Effect of isopropyl side chain branching and different anions on electronic structure, vibrational spectra, and hydrogen bonding of isopropyl-imidazolium-based ionic liquids: Experimental and theoretical investigations

Abstract

In the present work, four branched methylated, 1,2-dimethyl-3-isopropyl-imidazolium (i-[C3Dmim+]) and protonated,1-methyl-3-isopropyl-imidazolium (i-[C3mim+])-based ionic liquids (ILs) with varying anion (Br–, BF4–, PF6–, and NTf2–) were synthesized and investigated by NMR, infrared (IR) and Raman spectroscopy. Based on infrared and Raman spectroscopy, complete vibrational assignments have been performed. The IR and Raman analysis revealed that the vibrational spectra are virtually unaffected upon methylation, while significant frequency changes were observed by changing anion. Furthermore, to determine the electronic structure, energetic stability, and vibrational properties of these i-[C3Dmim]Y, i-[C3mim]Y (Y = Br, BF4, PF6, and NTf2) ion pairs, quantum chemical calculations including the dispersion correction method are performed both on single ions and on ionic couples.
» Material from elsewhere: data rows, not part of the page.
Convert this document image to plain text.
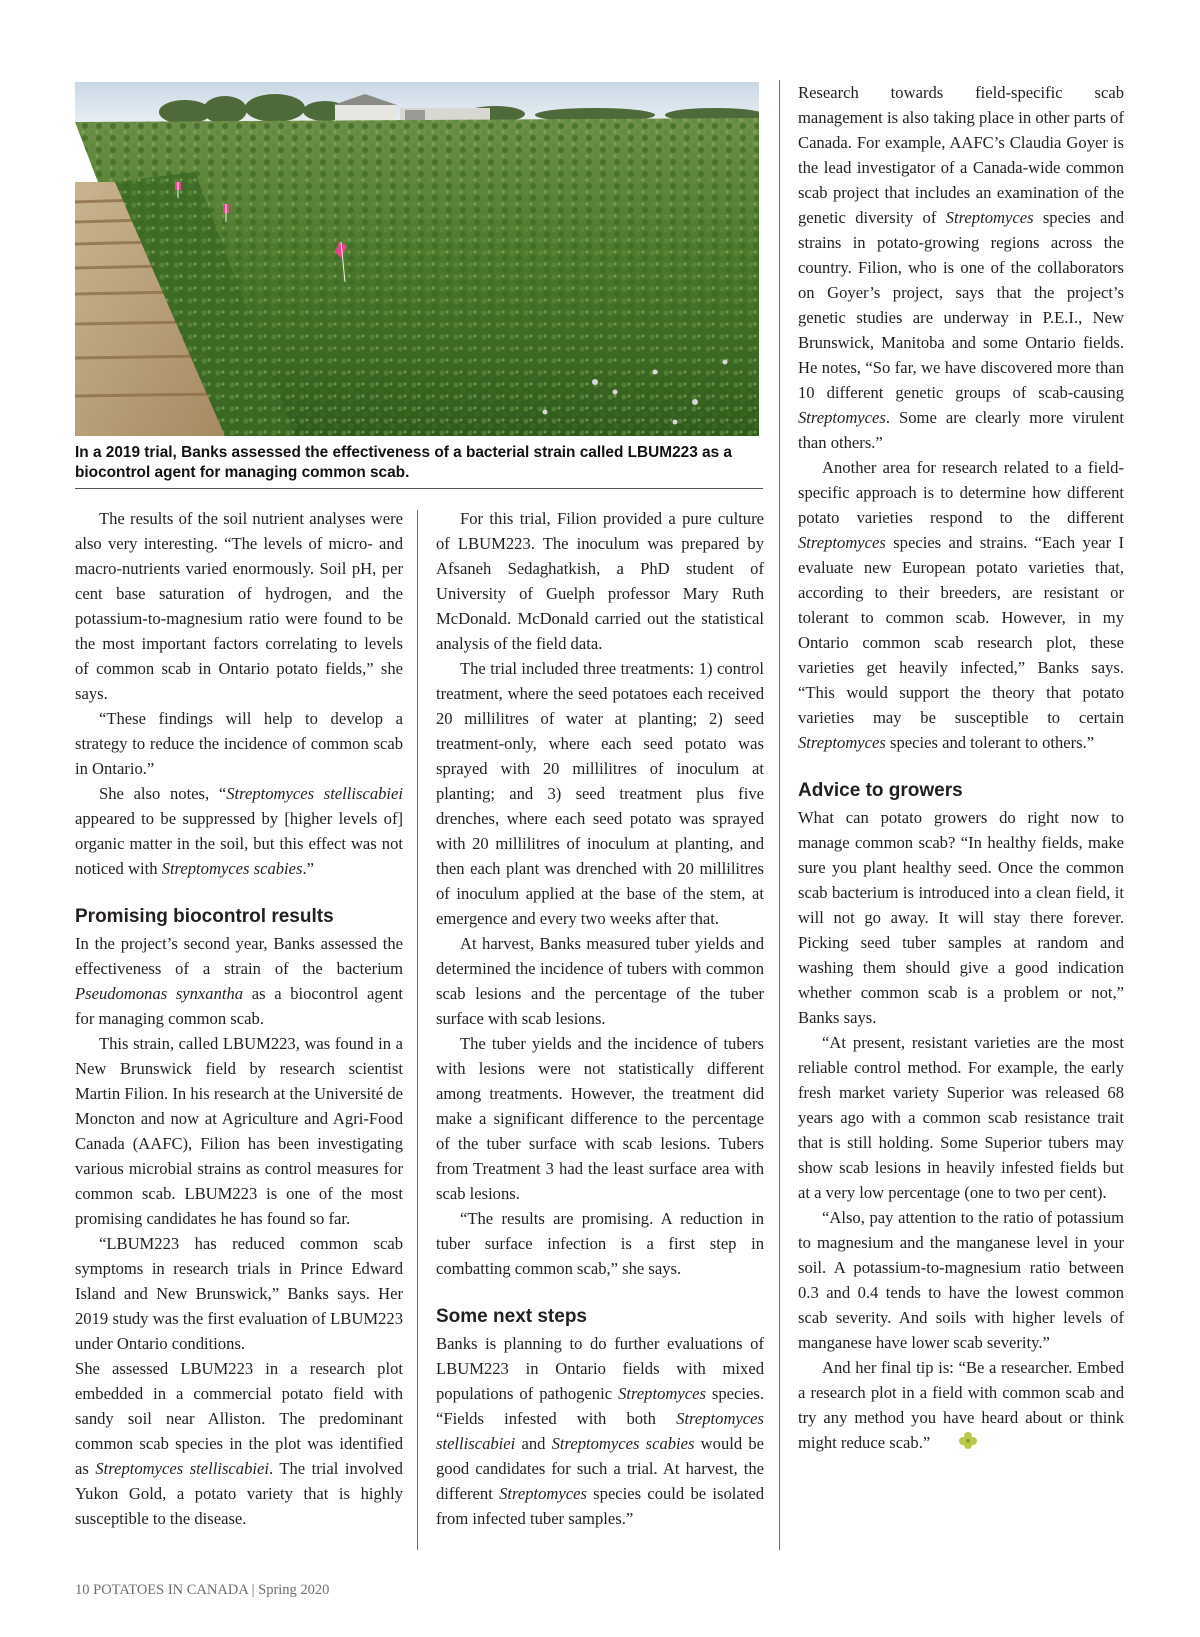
In a 2019 trial, Banks assessed the effectiveness of a bacterial strain called LBUM223 as a biocontrol agent for managing common scab.

The results of the soil nutrient analyses were also very interesting. “The levels of micro- and macro-nutrients varied enormously. Soil pH, per cent base saturation of hydrogen, and the potassium-to-magnesium ratio were found to be the most important factors correlating to levels of common scab in Ontario potato fields,” she says.

“These findings will help to develop a strategy to reduce the incidence of common scab in Ontario.”

She also notes, “Streptomyces stelliscabiei appeared to be suppressed by [higher levels of] organic matter in the soil, but this effect was not noticed with Streptomyces scabies.”

Promising biocontrol results

In the project’s second year, Banks assessed the effectiveness of a strain of the bacterium Pseudomonas synxantha as a biocontrol agent for managing common scab.

This strain, called LBUM223, was found in a New Brunswick field by research scientist Martin Filion. In his research at the Université de Moncton and now at Agriculture and Agri-Food Canada (AAFC), Filion has been investigating various microbial strains as control measures for common scab. LBUM223 is one of the most promising candidates he has found so far.

“LBUM223 has reduced common scab symptoms in research trials in Prince Edward Island and New Brunswick,” Banks says. Her 2019 study was the first evaluation of LBUM223 under Ontario conditions.

She assessed LBUM223 in a research plot embedded in a commercial potato field with sandy soil near Alliston. The predominant common scab species in the plot was identified as Streptomyces stelliscabiei. The trial involved Yukon Gold, a potato variety that is highly susceptible to the disease.

For this trial, Filion provided a pure culture of LBUM223. The inoculum was prepared by Afsaneh Sedaghatkish, a PhD student of University of Guelph professor Mary Ruth McDonald. McDonald carried out the statistical analysis of the field data.

The trial included three treatments: 1) control treatment, where the seed potatoes each received 20 millilitres of water at planting; 2) seed treatment-only, where each seed potato was sprayed with 20 millilitres of inoculum at planting; and 3) seed treatment plus five drenches, where each seed potato was sprayed with 20 millilitres of inoculum at planting, and then each plant was drenched with 20 millilitres of inoculum applied at the base of the stem, at emergence and every two weeks after that.

At harvest, Banks measured tuber yields and determined the incidence of tubers with common scab lesions and the percentage of the tuber surface with scab lesions.

The tuber yields and the incidence of tubers with lesions were not statistically different among treatments. However, the treatment did make a significant difference to the percentage of the tuber surface with scab lesions. Tubers from Treatment 3 had the least surface area with scab lesions.

“The results are promising. A reduction in tuber surface infection is a first step in combatting common scab,” she says.

Some next steps

Banks is planning to do further evaluations of LBUM223 in Ontario fields with mixed populations of pathogenic Streptomyces species. “Fields infested with both Streptomyces stelliscabiei and Streptomyces scabies would be good candidates for such a trial. At harvest, the different Streptomyces species could be isolated from infected tuber samples.”

Research towards field-specific scab management is also taking place in other parts of Canada. For example, AAFC’s Claudia Goyer is the lead investigator of a Canada-wide common scab project that includes an examination of the genetic diversity of Streptomyces species and strains in potato-growing regions across the country. Filion, who is one of the collaborators on Goyer’s project, says that the project’s genetic studies are underway in P.E.I., New Brunswick, Manitoba and some Ontario fields. He notes, “So far, we have discovered more than 10 different genetic groups of scab-causing Streptomyces. Some are clearly more virulent than others.”

Another area for research related to a field-specific approach is to determine how different potato varieties respond to the different Streptomyces species and strains. “Each year I evaluate new European potato varieties that, according to their breeders, are resistant or tolerant to common scab. However, in my Ontario common scab research plot, these varieties get heavily infected,” Banks says. “This would support the theory that potato varieties may be susceptible to certain Streptomyces species and tolerant to others.”

Advice to growers

What can potato growers do right now to manage common scab? “In healthy fields, make sure you plant healthy seed. Once the common scab bacterium is introduced into a clean field, it will not go away. It will stay there forever. Picking seed tuber samples at random and washing them should give a good indication whether common scab is a problem or not,” Banks says.

“At present, resistant varieties are the most reliable control method. For example, the early fresh market variety Superior was released 68 years ago with a common scab resistance trait that is still holding. Some Superior tubers may show scab lesions in heavily infested fields but at a very low percentage (one to two per cent).

“Also, pay attention to the ratio of potassium to magnesium and the manganese level in your soil. A potassium-to-magnesium ratio between 0.3 and 0.4 tends to have the lowest common scab severity. And soils with higher levels of manganese have lower scab severity.”

And her final tip is: “Be a researcher. Embed a research plot in a field with common scab and try any method you have heard about or think might reduce scab.”

10 POTATOES IN CANADA | Spring 2020
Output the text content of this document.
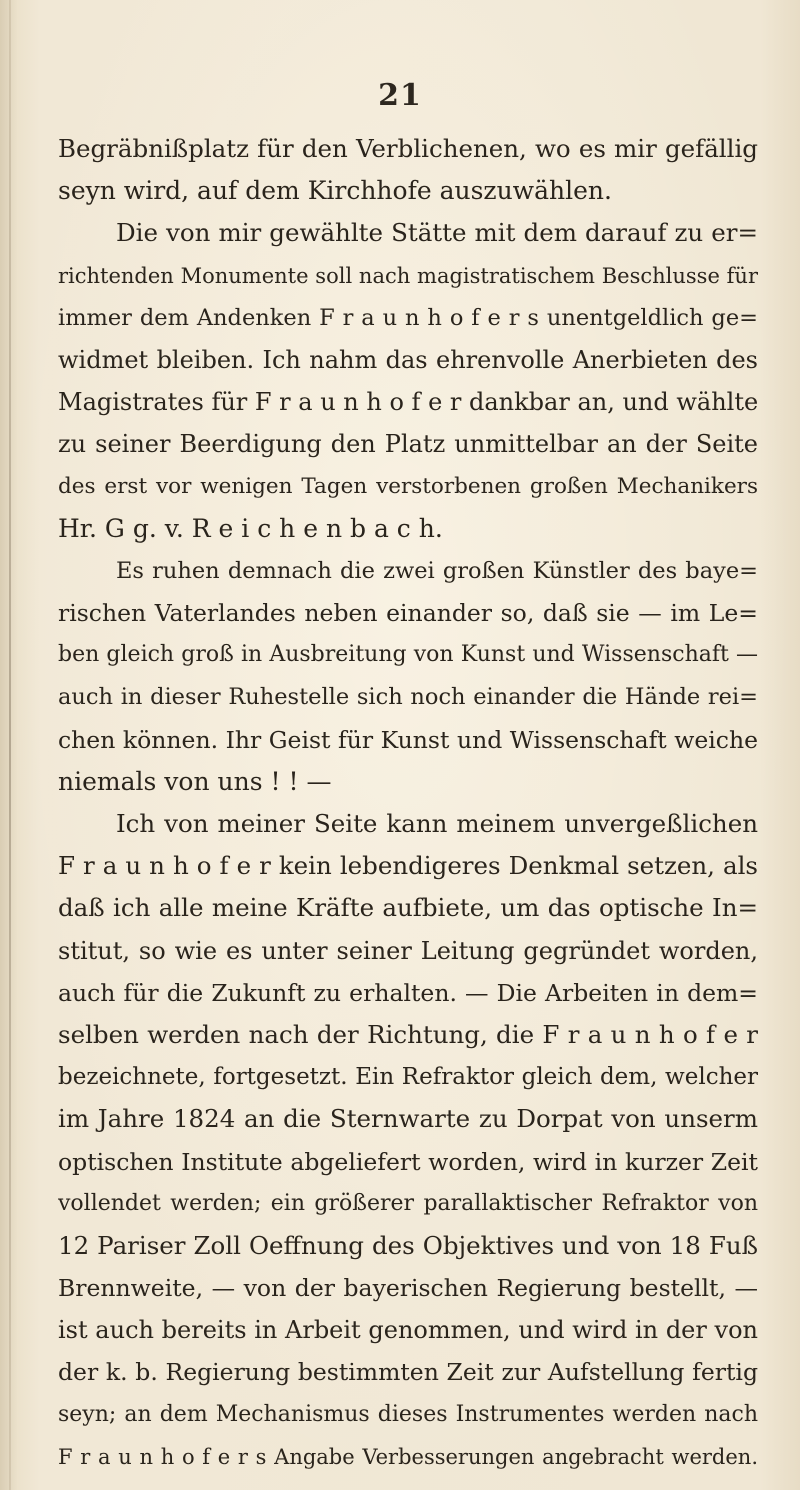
21
Begräbnißplatz für den Verblichenen, wo es mir gefällig
seyn wird, auf dem Kirchhofe auszuwählen.
Die von mir gewählte Stätte mit dem darauf zu er=
richtenden Monumente soll nach magistratischem Beschlusse für
immer dem Andenken F r a u n h o f e r s unentgeldlich ge=
widmet bleiben. Ich nahm das ehrenvolle Anerbieten des
Magistrates für F r a u n h o f e r dankbar an, und wählte
zu seiner Beerdigung den Platz unmittelbar an der Seite
des erst vor wenigen Tagen verstorbenen großen Mechanikers
Hr. G g. v. R e i c h e n b a c h.
Es ruhen demnach die zwei großen Künstler des baye=
rischen Vaterlandes neben einander so, daß sie — im Le=
ben gleich groß in Ausbreitung von Kunst und Wissenschaft —
auch in dieser Ruhestelle sich noch einander die Hände rei=
chen können. Ihr Geist für Kunst und Wissenschaft weiche
niemals von uns ! ! —
Ich von meiner Seite kann meinem unvergeßlichen
F r a u n h o f e r kein lebendigeres Denkmal setzen, als
daß ich alle meine Kräfte aufbiete, um das optische In=
stitut, so wie es unter seiner Leitung gegründet worden,
auch für die Zukunft zu erhalten. — Die Arbeiten in dem=
selben werden nach der Richtung, die F r a u n h o f e r
bezeichnete, fortgesetzt. Ein Refraktor gleich dem, welcher
im Jahre 1824 an die Sternwarte zu Dorpat von unserm
optischen Institute abgeliefert worden, wird in kurzer Zeit
vollendet werden; ein größerer parallaktischer Refraktor von
12 Pariser Zoll Oeffnung des Objektives und von 18 Fuß
Brennweite, — von der bayerischen Regierung bestellt, —
ist auch bereits in Arbeit genommen, und wird in der von
der k. b. Regierung bestimmten Zeit zur Aufstellung fertig
seyn; an dem Mechanismus dieses Instrumentes werden nach
F r a u n h o f e r s Angabe Verbesserungen angebracht werden.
The calculated electron density was analyzed to expose non-covalent intra- and interionic interactions by the quantum theory of atoms in molecules (AIM) and interpreted in terms of both anion dependence and type of interaction. Computational results suggest that for all ionic couples the most energetically stable configuration is obtained with the anions located close to the C2 position of the imidazolium cation. However, in the case of i-[C3mim]NTf2 and i-[C3Dmim]BF4, similar energies were obtained in configurations 2 and 3 where the anion is located above the imidazolium ring. For i-[C3mim]Br a stronger hydrogen bond is predicted than for other studied ILs. Calculations indicate that a red shift of the CH stretching bands should occur due to hydrogen bonding; indeed, such displacement of bands is experimentally observed.